Though senior Joshua Bracken doesn’t celebrate Halloween himself, he says students should remember that All Hallows’ Eve, the day from which Halloween derives its name, is part of a celebration of the lives of saints, not a celebration of evil. 

“We forget or do not know this because we do not attend liturgical churches anymore where they celebrate this day,” Bracken said. “All Hallows’ Eve is the night before All Saints’ Day — the day in which we remember the saints and those who have gone before us. This is really a three-day period called Hallowmas in which we pray for and remember the dead.”

Freshman Amantha Wagner is enthusiastic about Halloween, but church history isn’t the draw.

She says her favorite part is the “free candy.” 

“I’ve asked people if they’re going to trick-or-treat, and they’re like, ‘No, I don’t do that,’” she said. “Some of them are just like, ‘I never did it as I kid.’ I think it’s sad that you, as a kid, never got the experience of eating strangers’ candy. I’m forcing my friends, who are like 21, to go trick-or-treating for the first time.”

Wagner says she is not disturbed by suggestions that Halloween has pagan roots.

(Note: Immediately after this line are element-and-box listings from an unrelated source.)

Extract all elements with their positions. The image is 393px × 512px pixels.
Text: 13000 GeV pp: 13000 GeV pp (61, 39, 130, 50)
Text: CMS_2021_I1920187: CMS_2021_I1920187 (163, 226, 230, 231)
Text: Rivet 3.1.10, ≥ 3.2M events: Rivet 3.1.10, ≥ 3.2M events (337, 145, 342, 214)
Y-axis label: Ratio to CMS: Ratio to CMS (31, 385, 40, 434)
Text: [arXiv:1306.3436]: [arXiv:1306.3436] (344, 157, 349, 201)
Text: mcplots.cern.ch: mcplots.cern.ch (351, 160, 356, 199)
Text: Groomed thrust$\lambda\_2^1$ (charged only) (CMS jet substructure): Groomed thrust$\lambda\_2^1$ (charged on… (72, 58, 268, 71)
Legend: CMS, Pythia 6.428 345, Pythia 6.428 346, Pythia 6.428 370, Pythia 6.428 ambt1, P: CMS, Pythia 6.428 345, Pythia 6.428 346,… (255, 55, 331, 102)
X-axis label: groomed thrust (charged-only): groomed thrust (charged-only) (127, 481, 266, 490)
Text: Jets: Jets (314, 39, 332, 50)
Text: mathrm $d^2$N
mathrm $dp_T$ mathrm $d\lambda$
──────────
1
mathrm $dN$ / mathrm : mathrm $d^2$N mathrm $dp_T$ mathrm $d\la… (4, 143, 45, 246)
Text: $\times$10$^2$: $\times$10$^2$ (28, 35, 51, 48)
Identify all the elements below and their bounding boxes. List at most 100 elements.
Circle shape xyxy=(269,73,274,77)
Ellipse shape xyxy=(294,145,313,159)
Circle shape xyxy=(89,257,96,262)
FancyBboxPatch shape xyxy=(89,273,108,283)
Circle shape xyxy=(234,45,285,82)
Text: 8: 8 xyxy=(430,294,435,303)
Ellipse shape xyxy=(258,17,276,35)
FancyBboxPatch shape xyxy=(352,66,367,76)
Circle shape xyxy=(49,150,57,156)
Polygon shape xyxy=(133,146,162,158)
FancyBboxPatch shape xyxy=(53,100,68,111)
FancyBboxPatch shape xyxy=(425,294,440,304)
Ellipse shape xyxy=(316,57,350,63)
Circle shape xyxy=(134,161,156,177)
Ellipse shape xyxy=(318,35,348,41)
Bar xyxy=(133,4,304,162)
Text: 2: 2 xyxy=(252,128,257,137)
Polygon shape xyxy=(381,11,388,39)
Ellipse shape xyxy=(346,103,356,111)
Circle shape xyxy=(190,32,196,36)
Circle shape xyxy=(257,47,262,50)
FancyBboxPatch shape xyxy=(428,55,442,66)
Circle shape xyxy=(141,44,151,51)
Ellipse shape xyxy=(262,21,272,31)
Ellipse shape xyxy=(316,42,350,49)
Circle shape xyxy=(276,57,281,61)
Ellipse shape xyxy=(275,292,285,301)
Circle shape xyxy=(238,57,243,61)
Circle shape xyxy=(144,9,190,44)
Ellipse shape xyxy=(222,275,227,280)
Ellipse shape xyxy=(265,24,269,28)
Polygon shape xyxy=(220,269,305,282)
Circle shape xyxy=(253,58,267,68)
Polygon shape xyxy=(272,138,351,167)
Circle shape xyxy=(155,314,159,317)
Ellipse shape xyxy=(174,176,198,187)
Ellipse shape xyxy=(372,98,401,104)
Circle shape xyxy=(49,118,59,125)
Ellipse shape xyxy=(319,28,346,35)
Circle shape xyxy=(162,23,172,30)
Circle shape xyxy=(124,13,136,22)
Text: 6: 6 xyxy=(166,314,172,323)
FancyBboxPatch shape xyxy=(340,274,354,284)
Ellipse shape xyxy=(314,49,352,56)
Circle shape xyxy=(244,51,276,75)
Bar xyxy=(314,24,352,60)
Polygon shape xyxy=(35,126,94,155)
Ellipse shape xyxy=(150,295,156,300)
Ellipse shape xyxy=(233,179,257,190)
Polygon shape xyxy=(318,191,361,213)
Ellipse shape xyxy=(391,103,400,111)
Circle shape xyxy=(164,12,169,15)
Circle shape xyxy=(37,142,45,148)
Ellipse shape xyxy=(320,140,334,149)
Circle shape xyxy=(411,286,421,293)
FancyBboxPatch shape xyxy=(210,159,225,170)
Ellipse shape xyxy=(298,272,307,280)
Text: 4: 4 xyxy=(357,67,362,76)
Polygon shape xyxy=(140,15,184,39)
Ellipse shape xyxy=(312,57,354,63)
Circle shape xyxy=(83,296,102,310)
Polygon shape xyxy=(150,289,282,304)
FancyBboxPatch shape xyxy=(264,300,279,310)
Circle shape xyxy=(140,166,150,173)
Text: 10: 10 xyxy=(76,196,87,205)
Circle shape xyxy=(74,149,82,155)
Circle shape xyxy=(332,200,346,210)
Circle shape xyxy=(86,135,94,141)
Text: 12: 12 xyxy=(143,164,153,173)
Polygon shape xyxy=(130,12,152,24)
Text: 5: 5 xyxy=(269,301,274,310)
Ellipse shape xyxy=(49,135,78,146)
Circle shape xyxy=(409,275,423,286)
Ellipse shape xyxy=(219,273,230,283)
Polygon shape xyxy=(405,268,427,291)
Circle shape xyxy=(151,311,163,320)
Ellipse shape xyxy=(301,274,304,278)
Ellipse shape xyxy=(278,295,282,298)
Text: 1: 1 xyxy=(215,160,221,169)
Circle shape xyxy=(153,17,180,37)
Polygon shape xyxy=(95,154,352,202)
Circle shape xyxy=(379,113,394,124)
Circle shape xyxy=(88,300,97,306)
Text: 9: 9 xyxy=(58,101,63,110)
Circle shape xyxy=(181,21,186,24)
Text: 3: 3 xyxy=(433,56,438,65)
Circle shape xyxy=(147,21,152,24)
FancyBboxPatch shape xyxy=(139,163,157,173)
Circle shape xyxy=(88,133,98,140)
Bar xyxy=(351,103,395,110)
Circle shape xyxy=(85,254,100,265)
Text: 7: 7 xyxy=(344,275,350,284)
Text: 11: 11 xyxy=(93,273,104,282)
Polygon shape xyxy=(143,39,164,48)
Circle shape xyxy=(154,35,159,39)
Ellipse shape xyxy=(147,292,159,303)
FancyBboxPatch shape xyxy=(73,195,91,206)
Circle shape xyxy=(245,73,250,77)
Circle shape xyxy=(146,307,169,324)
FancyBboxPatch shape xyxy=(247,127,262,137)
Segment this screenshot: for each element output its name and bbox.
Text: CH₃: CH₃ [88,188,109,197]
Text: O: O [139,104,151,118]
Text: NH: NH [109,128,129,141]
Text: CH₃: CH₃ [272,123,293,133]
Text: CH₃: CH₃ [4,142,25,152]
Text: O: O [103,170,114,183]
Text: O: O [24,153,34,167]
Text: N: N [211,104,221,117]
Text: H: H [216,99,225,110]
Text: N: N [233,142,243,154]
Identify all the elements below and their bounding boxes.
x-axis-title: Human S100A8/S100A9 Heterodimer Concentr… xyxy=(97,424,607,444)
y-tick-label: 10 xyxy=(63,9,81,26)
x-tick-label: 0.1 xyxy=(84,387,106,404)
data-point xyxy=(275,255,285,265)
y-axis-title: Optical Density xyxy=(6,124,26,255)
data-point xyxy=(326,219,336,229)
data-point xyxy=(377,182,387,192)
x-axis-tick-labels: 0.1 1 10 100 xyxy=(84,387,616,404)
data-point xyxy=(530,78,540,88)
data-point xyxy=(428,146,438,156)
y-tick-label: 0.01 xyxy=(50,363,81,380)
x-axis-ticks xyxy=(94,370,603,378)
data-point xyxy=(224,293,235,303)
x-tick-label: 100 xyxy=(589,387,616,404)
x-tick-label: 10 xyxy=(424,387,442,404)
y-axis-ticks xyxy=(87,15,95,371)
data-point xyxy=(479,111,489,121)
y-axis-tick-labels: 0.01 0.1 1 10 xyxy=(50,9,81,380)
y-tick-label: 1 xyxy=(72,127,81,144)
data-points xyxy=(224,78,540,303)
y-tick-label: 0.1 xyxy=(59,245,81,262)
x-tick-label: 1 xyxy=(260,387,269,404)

“So does Christmas,” she said. “So does Easter. You can say that about anything. ‘The Chronicles of Narnia’ has a witch in it, but we totally worship C.S. Lewis. People seem to have one face for one thing and one face for another.”
In spite of perceived negative aspects of Halloween, junior Hannah Whitis thinks there are appropriate ways for Christians to observe the holiday. 

“My church growing up used it as a ministry,” she said. “Through the years I’ve seen a lot of conversions come out of that, and I do think it can be used as a good thing, depending on how you use it.”

Whitis says that Halloween’s mixed roots don’t have to color modern observances of the holiday.

“I believe very much that God can use evil for good,” she said. “What one man intends for a bad thing, God can definitely turn around and use for his own purposes. Be that as it may, I’m not saying definitely go glorify something you know is evil. But I would say, take what you can from it to teach other people.”